It had cost the grandparents about the same amount I had just spent on a second-hand car to replace the one my previous employer had supplied. It didn't matter, I still felt like a prat.

The moment you push a buggy through a crowded urban streetscape you realise that any cachet, any street cred you had previously convinced yourself you held, has decidedly vanished.

I approached the lights alternating between rolling shoulders homey-style with an imaginary 'do-rag on my head, and using a one-handed technique on my push bar while skinning up a Drum cigarette with the other.

I was aiming at rock god nonchalance coupled with beaming new-father pride, crossed with busy young exec on short career break while assessing professional options that will allow maximum parent-child interface time.

The damn buggy was ruining my kudos and I had a feeling the message wasn't getting across to the variety of pedestrians and motorists who were obviously intrigued with my predicament.

So I stared at the red man and waited for him to turn green, rueing the loss of cool. A BMW coupé pulled up and a face peered out. I recognised the face - one I only saw at three in the morning, very occasionally and not for a long time.

It was a face that appeared when people were dragging the arses out of a nightclub and reluctant to go home.

He recognised me too, pointed inquiringly at my baba and indicated a response was required. I nodded, he laughed and pulled out into the traffic. Haha.

I think about the geezer in the Beamer most times that I find myself approaching a new kid-related task. These have included swimming lessons, birthday parties and horseriding.

Every time I take the nippers on one of these familial rites of passage, I feel I've stepped into someone else's life, that sitting, numbed, at the edge of the pool was never supposed to be how it turned out.

Then I think about the alternative, staring at a PC screen in a job I hate, and give thanks to the circumstances that allowed me to become the most rinkadink, geeky dad on the block.

It's not a job for the socially aspiring, but it has great benefits. My colleagues are nothing if not original, and the hours are flexible. Money is an issue, but the job satisfaction makes up for it. I think about Beamer boy and wonder how he's getting on; it's been a while since we met.

Last week the missus took the kids off and left me alone with my thoughts. I did what any self-respecting father of two would do when presented with seven consecutive days and nights of freedom, and went and got roaring drunk.

I think I may have danced, which is always a bad sign. The next day was horrendous - a swill of Solpadeine and Dominos and hungover self-loathing. No matter, I had another six in which to get my game back, six days to loiter in cafes, read newspapers, take in some theatre, opera, philosophical debate, engage in the higher arts.

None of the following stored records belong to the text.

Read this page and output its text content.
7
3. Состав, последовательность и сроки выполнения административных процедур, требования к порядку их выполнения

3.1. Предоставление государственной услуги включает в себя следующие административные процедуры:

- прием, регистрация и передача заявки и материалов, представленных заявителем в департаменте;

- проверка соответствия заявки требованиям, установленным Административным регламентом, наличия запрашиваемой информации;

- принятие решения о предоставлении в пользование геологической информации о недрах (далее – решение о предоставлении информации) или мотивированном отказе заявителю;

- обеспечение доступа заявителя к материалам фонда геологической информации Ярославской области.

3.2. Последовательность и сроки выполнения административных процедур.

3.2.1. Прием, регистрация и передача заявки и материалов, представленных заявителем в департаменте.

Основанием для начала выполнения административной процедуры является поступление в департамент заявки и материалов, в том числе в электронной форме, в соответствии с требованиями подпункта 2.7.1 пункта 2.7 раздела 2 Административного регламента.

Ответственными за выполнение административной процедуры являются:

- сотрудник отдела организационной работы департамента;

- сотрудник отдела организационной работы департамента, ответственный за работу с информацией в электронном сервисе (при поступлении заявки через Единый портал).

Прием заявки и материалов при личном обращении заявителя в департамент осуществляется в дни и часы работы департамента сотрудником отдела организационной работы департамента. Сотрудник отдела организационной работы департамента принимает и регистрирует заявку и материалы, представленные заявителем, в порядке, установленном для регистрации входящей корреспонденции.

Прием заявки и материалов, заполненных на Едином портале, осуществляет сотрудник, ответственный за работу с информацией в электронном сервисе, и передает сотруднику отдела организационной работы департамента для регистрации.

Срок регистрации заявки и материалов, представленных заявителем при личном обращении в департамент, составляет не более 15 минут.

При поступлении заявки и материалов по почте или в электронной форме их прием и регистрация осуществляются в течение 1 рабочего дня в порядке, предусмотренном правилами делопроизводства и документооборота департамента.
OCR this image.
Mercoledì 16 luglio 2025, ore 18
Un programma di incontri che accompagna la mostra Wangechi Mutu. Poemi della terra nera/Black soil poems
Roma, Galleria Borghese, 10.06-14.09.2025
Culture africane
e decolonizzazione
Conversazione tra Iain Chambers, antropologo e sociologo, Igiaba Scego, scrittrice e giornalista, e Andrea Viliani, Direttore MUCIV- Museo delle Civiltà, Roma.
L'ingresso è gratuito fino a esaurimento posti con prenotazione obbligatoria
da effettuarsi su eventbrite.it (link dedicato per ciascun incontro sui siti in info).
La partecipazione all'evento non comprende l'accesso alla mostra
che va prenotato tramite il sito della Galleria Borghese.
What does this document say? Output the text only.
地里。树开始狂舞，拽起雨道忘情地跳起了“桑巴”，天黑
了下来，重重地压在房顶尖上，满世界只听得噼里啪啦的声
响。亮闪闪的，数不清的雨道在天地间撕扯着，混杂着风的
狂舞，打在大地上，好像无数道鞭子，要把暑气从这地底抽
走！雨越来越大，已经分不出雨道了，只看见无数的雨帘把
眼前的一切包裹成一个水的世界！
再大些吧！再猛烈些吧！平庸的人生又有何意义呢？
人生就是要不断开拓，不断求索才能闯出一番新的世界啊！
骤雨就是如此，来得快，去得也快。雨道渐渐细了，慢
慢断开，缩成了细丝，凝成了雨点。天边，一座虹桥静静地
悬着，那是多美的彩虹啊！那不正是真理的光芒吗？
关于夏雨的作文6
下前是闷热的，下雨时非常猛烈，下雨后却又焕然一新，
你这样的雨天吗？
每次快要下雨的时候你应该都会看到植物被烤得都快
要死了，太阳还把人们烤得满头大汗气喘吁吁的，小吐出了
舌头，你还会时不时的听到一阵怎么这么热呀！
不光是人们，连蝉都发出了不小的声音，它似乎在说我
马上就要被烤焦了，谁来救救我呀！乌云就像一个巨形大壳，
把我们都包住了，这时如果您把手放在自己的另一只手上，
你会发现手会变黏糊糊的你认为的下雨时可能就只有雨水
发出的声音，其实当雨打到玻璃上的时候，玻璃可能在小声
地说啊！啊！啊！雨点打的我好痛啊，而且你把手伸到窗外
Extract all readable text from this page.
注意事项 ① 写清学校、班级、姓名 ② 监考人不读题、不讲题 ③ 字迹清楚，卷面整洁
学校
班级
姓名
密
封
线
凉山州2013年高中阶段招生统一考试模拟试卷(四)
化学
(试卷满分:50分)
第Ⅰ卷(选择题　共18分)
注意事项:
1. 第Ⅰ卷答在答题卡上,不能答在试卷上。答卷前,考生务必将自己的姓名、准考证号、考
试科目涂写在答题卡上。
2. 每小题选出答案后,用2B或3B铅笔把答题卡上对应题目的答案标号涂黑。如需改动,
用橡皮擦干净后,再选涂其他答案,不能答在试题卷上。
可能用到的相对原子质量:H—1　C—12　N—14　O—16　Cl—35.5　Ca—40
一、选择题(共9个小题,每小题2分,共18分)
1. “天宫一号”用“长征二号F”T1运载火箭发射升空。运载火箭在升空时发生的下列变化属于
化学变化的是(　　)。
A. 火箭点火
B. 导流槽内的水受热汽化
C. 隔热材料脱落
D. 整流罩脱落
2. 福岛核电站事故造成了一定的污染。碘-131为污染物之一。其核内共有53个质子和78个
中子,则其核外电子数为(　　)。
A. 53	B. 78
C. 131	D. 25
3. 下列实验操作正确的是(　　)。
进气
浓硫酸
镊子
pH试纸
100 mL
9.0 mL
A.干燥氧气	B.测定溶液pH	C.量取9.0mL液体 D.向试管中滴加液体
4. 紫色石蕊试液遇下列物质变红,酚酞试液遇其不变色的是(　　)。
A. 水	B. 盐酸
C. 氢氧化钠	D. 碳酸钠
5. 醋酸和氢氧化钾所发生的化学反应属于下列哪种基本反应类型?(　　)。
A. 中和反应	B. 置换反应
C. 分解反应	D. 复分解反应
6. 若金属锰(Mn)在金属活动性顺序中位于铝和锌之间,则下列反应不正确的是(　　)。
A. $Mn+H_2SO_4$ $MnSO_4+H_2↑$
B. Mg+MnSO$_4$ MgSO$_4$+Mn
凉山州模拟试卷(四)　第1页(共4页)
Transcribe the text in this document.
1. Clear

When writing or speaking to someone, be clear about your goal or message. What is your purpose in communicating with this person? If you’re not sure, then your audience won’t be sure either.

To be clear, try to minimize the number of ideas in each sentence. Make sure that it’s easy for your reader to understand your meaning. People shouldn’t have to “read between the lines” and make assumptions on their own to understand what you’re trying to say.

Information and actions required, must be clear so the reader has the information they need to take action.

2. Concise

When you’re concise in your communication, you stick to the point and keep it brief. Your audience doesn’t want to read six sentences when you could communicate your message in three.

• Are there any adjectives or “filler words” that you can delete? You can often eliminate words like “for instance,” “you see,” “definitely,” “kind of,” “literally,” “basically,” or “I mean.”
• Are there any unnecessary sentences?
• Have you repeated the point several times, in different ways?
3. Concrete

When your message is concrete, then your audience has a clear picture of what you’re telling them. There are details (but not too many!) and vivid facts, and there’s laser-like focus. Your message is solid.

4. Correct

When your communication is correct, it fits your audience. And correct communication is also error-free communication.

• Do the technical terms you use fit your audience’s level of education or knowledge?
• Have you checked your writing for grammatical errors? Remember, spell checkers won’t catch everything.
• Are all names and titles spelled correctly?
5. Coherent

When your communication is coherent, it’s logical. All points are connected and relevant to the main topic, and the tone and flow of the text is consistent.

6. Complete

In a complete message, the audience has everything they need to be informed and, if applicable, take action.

The following day I ran for the hills, eager to rejoin my absent family and the mayhem of kid central. You can stick your culture in return for hilarity at toilet procedures any day.

It's my own dad's birthday today. For a while he looked at the grandkids and wondered what they were supposed to do. He was never one to discuss the toilet, but my kids don't let him disengage. They have melted him; that's their job.